Owners Treat Cemetery as a Monument to the Past
On a windy hilltop overlooking a dusty canyon in Saugus, a tiny graveyard lies hidden by a grove of peppertrees and pines. “It’s very peaceful here,” said Andy Ponton as he walked past the aging headstones.
Ponton knows the cemetery well. He owns it.
When Ponton and his wife, Joyce, purchased nine acres in San Francisquito Canyon 11 years ago, included in the parcel was the small cemetery with graves dating back to the late 1800s. “This was a family cemetery for the Ruiz family,” he said. Although the surnames on the stones vary, the people buried there were all related to the pioneer Ruiz clan in one way or another.
Under deed restrictions placed on the property, the graves may not be removed and nothing can be built there. For the Pontons, the cemetery has become a cherished spot, a reminder of the canyon’s frontier past and a quiet place to sit and think under the shade of an old peppertree, far from traffic and mini-malls and housing tracts.
“It means an awful lot to me,” Joyce Ponton said.
Although barren in the winter and dusted with brown pine needles, the cemetery will turn green in spring. “At Easter time, daffodils grow,” she said.
Until the Pontons purchased the property and built a house, the land was unoccupied and the cemetery fell into disrepair. Vandals stole grave markers. Teen-agers partied there on Halloween. Riding clubs let their horses roam about the headstones.
The Pontons fenced off the property and keep the small gate to the cemetery locked. They repaired some grave markers, including a cross that had toppled above the grave of Niebe Ruiz, a settler who, amazingly, lived in three different centuries. “She was born in 1794 and died in 1904,” Andy Ponton said.
The cemetery is a grim reminder of the day the St. Francis Dam collapsed on March 13, 1928, sending a wall of water down the canyon that killed more than 450 people. A large marker, about 4 feet high and 11 feet across, is dedicated to the Ruiz clan. “It wiped out the family,” Andy Ponton said. “There were some that were never found.”
One grave belongs to a 10-year-old boy killed in the flood. “Nobody ever claimed his body,” Andy Ponton said. The boy was brought to the Ruiz cemetery, where a plaque reads, “In Memory of those who lost their lives in the Santa Clarita Flood, March 13, 1928.”

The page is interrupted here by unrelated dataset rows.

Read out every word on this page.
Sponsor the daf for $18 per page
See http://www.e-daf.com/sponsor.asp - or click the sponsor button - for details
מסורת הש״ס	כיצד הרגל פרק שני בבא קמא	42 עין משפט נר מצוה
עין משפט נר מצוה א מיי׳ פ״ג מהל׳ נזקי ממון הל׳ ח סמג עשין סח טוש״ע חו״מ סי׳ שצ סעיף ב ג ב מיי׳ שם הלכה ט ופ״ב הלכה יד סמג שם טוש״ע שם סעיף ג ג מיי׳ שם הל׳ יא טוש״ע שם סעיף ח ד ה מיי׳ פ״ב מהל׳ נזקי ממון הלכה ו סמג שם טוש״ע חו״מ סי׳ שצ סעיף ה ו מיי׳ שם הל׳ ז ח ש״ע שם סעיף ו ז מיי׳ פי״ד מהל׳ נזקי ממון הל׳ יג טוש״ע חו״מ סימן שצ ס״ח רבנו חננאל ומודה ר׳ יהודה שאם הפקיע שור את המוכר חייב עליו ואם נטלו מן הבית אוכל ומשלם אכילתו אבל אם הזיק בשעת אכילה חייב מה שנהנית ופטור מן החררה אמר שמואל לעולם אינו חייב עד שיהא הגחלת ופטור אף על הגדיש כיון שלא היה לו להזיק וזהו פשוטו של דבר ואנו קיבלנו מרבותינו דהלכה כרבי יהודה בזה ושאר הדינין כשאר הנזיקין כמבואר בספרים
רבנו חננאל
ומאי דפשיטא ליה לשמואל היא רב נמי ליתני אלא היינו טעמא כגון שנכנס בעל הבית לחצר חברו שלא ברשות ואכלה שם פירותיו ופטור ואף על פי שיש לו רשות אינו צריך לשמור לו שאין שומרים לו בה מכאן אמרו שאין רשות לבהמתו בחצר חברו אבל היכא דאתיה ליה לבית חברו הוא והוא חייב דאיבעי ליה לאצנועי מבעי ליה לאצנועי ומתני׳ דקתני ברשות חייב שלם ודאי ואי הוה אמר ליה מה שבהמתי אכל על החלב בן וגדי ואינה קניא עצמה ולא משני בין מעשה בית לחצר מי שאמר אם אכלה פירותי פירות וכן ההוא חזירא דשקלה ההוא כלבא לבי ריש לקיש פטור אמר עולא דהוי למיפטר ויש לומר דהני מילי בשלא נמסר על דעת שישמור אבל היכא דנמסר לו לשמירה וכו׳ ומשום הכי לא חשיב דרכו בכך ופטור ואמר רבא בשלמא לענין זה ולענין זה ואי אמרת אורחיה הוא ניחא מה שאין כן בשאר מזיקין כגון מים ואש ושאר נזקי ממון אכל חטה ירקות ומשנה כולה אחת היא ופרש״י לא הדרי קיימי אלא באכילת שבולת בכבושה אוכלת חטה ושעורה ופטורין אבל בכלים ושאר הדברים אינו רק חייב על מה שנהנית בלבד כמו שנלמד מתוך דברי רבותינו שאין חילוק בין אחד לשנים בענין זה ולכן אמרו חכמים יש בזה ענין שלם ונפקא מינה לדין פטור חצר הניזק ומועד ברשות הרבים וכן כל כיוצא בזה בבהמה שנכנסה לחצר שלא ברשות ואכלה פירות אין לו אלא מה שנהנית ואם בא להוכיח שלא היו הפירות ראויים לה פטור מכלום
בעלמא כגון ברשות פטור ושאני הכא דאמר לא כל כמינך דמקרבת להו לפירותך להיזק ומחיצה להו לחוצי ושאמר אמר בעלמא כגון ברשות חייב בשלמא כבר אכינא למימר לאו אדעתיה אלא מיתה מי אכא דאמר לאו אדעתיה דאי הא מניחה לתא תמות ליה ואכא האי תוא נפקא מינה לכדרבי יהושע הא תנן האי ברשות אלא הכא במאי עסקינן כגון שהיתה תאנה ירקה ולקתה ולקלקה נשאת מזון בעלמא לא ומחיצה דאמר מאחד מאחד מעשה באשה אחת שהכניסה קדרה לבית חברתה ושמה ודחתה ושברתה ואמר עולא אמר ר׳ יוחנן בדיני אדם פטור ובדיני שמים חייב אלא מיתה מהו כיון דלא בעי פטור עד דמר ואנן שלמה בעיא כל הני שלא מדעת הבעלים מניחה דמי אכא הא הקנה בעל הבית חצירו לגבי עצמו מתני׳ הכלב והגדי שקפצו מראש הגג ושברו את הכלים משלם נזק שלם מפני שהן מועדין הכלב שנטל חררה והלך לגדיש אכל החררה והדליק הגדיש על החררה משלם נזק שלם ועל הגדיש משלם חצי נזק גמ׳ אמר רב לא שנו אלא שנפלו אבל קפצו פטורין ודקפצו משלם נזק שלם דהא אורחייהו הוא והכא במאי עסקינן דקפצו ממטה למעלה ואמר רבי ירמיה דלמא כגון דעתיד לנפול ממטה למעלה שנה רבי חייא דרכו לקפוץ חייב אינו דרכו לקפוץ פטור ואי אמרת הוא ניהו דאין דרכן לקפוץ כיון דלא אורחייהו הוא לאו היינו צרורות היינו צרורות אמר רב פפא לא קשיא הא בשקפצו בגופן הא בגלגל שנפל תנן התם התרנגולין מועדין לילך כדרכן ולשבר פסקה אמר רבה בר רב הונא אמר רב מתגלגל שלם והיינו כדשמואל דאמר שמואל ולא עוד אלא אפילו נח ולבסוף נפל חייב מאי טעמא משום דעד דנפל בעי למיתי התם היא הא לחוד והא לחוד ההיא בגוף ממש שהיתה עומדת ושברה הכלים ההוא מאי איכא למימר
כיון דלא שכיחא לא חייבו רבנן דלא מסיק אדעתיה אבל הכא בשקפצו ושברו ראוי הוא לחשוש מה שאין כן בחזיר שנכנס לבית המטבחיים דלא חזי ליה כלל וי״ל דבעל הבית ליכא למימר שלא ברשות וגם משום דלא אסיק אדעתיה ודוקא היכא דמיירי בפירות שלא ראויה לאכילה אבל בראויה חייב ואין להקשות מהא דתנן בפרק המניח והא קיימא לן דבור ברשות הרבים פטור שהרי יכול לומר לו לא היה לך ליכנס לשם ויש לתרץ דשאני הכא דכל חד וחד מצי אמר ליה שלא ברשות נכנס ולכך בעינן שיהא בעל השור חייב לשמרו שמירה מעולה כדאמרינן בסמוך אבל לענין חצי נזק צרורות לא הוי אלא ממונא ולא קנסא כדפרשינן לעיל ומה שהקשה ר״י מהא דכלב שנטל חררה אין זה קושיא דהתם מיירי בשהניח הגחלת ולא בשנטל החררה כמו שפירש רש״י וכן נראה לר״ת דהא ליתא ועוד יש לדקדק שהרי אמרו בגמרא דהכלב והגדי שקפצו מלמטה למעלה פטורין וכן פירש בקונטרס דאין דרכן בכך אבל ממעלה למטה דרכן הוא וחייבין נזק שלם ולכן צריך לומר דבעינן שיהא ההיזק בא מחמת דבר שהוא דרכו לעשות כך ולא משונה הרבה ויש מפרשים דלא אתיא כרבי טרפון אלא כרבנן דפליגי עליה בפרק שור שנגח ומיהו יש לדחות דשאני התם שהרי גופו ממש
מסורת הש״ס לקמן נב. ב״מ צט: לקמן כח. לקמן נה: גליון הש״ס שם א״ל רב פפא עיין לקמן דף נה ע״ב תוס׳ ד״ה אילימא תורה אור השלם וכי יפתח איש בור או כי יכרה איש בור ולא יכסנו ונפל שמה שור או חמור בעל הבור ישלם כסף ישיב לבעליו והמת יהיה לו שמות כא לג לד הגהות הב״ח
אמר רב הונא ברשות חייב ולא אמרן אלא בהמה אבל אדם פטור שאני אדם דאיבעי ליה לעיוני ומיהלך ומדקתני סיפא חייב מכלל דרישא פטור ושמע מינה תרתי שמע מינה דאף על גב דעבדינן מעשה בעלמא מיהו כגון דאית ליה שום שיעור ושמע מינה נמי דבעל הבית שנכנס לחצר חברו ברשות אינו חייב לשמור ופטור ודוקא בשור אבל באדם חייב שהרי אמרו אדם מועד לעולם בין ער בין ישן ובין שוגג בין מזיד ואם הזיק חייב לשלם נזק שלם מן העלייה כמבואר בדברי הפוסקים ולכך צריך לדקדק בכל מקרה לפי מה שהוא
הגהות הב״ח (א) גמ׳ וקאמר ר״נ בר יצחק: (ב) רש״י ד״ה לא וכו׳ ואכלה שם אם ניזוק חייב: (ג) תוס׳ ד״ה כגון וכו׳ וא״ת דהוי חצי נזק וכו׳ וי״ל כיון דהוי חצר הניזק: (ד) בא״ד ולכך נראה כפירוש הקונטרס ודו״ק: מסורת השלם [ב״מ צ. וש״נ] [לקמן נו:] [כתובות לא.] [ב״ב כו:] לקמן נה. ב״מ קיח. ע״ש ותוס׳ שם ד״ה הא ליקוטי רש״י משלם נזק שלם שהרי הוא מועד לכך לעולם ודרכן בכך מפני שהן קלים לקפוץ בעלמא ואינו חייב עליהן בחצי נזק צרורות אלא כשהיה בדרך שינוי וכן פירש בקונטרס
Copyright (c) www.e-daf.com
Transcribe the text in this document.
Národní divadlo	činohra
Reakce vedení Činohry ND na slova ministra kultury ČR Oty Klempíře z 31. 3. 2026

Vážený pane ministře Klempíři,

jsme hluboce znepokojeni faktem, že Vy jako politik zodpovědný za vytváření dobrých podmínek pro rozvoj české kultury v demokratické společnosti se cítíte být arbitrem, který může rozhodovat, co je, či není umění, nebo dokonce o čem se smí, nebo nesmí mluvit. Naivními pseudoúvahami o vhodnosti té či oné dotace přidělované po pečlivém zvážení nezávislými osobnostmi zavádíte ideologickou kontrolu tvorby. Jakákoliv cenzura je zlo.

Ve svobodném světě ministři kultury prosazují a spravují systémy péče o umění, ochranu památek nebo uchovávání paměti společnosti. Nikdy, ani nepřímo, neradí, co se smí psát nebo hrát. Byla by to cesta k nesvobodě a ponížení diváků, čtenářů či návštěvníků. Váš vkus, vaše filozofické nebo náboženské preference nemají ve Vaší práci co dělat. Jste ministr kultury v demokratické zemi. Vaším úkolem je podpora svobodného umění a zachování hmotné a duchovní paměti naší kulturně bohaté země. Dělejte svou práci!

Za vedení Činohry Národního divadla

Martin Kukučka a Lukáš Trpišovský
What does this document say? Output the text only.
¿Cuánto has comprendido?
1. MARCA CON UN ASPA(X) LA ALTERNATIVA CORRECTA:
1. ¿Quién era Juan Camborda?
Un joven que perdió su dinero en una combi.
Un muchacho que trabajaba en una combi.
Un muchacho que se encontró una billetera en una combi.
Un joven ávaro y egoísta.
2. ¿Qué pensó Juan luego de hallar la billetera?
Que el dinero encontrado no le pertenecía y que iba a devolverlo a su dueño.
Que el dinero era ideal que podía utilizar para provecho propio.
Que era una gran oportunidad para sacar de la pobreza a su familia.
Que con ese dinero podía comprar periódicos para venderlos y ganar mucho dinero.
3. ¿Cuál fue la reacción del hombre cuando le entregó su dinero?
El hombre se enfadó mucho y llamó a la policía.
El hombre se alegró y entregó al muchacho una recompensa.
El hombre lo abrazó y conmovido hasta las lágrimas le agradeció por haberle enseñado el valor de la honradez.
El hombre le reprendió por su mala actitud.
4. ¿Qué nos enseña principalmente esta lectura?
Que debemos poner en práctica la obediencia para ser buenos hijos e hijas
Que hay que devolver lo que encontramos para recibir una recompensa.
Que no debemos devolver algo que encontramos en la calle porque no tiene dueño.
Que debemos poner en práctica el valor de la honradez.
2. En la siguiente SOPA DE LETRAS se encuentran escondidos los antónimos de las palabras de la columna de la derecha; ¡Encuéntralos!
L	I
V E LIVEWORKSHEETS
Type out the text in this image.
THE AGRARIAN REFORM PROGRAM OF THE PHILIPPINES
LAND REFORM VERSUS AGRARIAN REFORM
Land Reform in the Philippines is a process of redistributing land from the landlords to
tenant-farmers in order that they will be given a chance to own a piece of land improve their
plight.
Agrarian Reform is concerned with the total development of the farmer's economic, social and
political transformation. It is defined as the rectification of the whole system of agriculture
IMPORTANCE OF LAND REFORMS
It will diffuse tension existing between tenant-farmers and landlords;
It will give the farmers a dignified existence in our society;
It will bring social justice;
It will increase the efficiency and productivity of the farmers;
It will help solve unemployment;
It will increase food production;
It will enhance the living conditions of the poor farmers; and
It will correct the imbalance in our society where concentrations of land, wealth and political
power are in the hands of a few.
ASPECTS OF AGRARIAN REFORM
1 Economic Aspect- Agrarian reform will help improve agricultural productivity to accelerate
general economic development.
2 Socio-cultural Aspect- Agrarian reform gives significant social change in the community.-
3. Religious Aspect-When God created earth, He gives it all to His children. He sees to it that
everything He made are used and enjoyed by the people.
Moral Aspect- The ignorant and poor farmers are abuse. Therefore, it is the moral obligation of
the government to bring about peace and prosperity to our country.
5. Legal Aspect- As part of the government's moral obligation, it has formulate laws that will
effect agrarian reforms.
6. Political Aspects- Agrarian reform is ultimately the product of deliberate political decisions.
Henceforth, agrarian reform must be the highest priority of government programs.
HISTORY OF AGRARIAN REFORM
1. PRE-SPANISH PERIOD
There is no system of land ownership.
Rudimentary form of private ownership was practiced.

The Pontons are not sure how many people are buried in the cemetery, which measures 100 feet by 100 feet. Many headstones have no names at all. Others are unreadable.
Most graves date from the late 1800s and early 1900s, but a few people were buried there in the 1940s and even in 1961.
The graves of babies fill one area Joyce Ponton calls “heartbreak corner.” Many markers, such as the one for Arthur N. Rivera, feature tiny lambs carved in stone. He died in 1904 at the age of 2.
“It was tough back in those days,” Andy Ponton said.